Micromanagement is mismanagement. A healthy OKR environment strikes a balance between alignment and autonomy, common purpose and creative latitude. The “professional employee,” Peter Drucker wrote, “needs rigorous performance standards and high goals. . . . But how he does his work should always be his responsibility and his decision.” At Intel, Grove took a dim view of “managerial meddling”: “[T]he subordinate will begin to take a much more restricted view of what is expected of him, showing less initiative in solving his own problems and referring them instead to his [or her] supervisor. . . . [T]he output of the organization will consequently be reduced. . . .”
An optimal OKR system frees contributors to set at least some of their own objectives and most or all of their key results. People are led to stretch above and beyond, to set more ambitious targets and achieve more of those they set: “The higher the goals, the higher the performance.” People who choose their destination will own a deeper awareness of what it takes to get there.
When our how is defined by others, the goal won’t engage us to the same degree. If my doctor orders me to lower my blood pressure by training for the San Francisco Marathon, I might grudgingly take it under advisement. But if I decide of my own free will to run the race, I’m far more likely to reach the finish line—especially if I’m running with friends.
In business, I have found, there is rarely a single right answer. By loosening the reins and backing people to find their right answers, we help everybody win. High-functioning teams thrive on a creative tension between top-down and bottom-up goal setting, a mix of aligned and unaligned OKRs. In times of operational urgency, when simple doing takes precedence, organizations may choose to be more directive. But when the numbers are strong and a company has grown too cautious and buttoned-up, a lighter touch may be just right. When leaders are attuned to the fluctuating needs of both the business and their employees, the mix of top-down and bottom-up goals generally settles at around half-and-half. Which sounds about right to me.

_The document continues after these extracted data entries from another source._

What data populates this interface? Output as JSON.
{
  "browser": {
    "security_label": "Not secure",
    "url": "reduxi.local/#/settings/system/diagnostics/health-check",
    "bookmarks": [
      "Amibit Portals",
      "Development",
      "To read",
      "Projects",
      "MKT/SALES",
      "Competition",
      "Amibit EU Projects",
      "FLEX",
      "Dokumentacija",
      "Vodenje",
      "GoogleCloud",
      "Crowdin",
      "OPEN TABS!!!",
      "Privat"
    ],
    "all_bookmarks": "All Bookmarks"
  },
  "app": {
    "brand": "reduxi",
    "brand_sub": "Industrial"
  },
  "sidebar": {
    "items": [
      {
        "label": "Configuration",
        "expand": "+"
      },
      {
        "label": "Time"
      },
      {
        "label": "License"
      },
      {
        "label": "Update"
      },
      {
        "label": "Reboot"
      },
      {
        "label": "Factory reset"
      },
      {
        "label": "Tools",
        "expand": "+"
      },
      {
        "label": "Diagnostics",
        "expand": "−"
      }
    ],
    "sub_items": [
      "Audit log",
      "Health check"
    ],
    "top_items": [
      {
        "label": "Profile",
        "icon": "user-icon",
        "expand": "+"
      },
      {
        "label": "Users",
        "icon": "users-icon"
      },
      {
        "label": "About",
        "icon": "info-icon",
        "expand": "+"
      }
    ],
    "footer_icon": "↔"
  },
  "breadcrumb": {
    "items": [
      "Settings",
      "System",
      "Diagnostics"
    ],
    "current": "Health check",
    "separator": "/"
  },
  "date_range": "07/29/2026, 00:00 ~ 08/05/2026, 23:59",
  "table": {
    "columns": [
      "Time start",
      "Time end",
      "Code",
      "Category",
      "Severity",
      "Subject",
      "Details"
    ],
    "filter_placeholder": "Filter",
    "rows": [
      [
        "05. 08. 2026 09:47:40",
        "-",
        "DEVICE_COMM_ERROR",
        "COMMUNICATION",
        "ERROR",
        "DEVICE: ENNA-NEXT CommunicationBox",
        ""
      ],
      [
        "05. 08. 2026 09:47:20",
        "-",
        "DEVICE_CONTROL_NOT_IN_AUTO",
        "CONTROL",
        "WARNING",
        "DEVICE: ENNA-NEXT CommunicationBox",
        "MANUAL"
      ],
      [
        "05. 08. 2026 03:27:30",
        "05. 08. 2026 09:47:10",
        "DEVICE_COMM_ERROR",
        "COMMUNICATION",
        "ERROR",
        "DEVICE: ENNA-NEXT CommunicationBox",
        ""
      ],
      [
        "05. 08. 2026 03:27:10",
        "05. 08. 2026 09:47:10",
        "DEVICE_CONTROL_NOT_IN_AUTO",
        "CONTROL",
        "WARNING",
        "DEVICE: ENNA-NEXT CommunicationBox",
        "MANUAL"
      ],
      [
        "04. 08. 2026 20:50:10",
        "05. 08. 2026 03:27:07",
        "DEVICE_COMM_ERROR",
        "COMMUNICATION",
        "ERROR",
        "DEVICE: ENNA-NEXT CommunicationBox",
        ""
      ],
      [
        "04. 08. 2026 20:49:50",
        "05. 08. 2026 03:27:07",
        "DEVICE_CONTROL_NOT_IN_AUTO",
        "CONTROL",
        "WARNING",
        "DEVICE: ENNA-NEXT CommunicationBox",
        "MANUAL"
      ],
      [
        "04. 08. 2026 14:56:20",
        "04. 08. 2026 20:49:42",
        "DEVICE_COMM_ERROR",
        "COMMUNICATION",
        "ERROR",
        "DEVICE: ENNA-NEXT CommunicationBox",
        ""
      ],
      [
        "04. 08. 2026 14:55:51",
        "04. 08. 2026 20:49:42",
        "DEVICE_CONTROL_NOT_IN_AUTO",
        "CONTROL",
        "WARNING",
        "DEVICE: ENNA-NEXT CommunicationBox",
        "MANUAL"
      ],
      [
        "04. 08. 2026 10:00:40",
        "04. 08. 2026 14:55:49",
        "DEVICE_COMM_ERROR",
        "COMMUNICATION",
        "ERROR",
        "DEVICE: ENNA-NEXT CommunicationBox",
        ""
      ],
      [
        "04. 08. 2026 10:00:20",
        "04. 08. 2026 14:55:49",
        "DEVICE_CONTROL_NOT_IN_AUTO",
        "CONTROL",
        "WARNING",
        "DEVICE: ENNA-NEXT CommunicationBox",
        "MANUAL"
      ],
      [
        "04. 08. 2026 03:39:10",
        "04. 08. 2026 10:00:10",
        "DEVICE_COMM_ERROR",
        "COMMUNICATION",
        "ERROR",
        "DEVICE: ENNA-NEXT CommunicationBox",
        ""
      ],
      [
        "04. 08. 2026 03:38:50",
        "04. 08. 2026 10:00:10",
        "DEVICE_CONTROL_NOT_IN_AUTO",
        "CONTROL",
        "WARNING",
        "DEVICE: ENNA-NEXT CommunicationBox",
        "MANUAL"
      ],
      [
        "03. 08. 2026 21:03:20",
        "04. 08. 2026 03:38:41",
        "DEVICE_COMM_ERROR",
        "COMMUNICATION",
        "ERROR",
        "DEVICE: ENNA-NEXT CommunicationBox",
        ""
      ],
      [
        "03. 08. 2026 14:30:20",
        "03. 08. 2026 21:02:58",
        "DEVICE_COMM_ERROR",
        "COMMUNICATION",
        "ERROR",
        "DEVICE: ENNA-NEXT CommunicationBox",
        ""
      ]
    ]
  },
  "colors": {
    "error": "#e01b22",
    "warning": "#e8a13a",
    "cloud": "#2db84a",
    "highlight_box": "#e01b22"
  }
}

Even as modern goal setting successfully transcends the org chart, unacknowledged dependencies remain the number one cause of project slippage. The cure is lateral, cross-functional connectivity, peer-to-peer and team-to-team. For innovation and advanced problem solving, isolated individuals cannot match a connected group. Product relies on engineering, marketing on sales. As business becomes more intricate and initiatives more complex, interdependent divisions need a tool to help them reach the finish line together.
Connected companies are quicker companies. To grab a competitive advantage, both leaders and contributors need to link up horizontally, breaking through barriers. A transparent OKR system, as Laszlo Bock points out, promotes this sort of freewheeling collaboration: “People across the whole organization can see what’s going on. Suddenly you have people who are designing a handset reaching out to another team doing software, because they saw an interesting thing you could do with the user interface.”
When goals are public and visible to all, a “team of teams” can attack trouble spots wherever they surface. Adds Bock: “You can see immediately if somebody’s hitting the ball out of the park—you investigate. If somebody’s missing all the time, you investigate. Transparency creates very clear signals for everyone. You kick off virtuous cycles that reinforce your ability to actually get your work done. And the management tax is zero—it’s amazing.”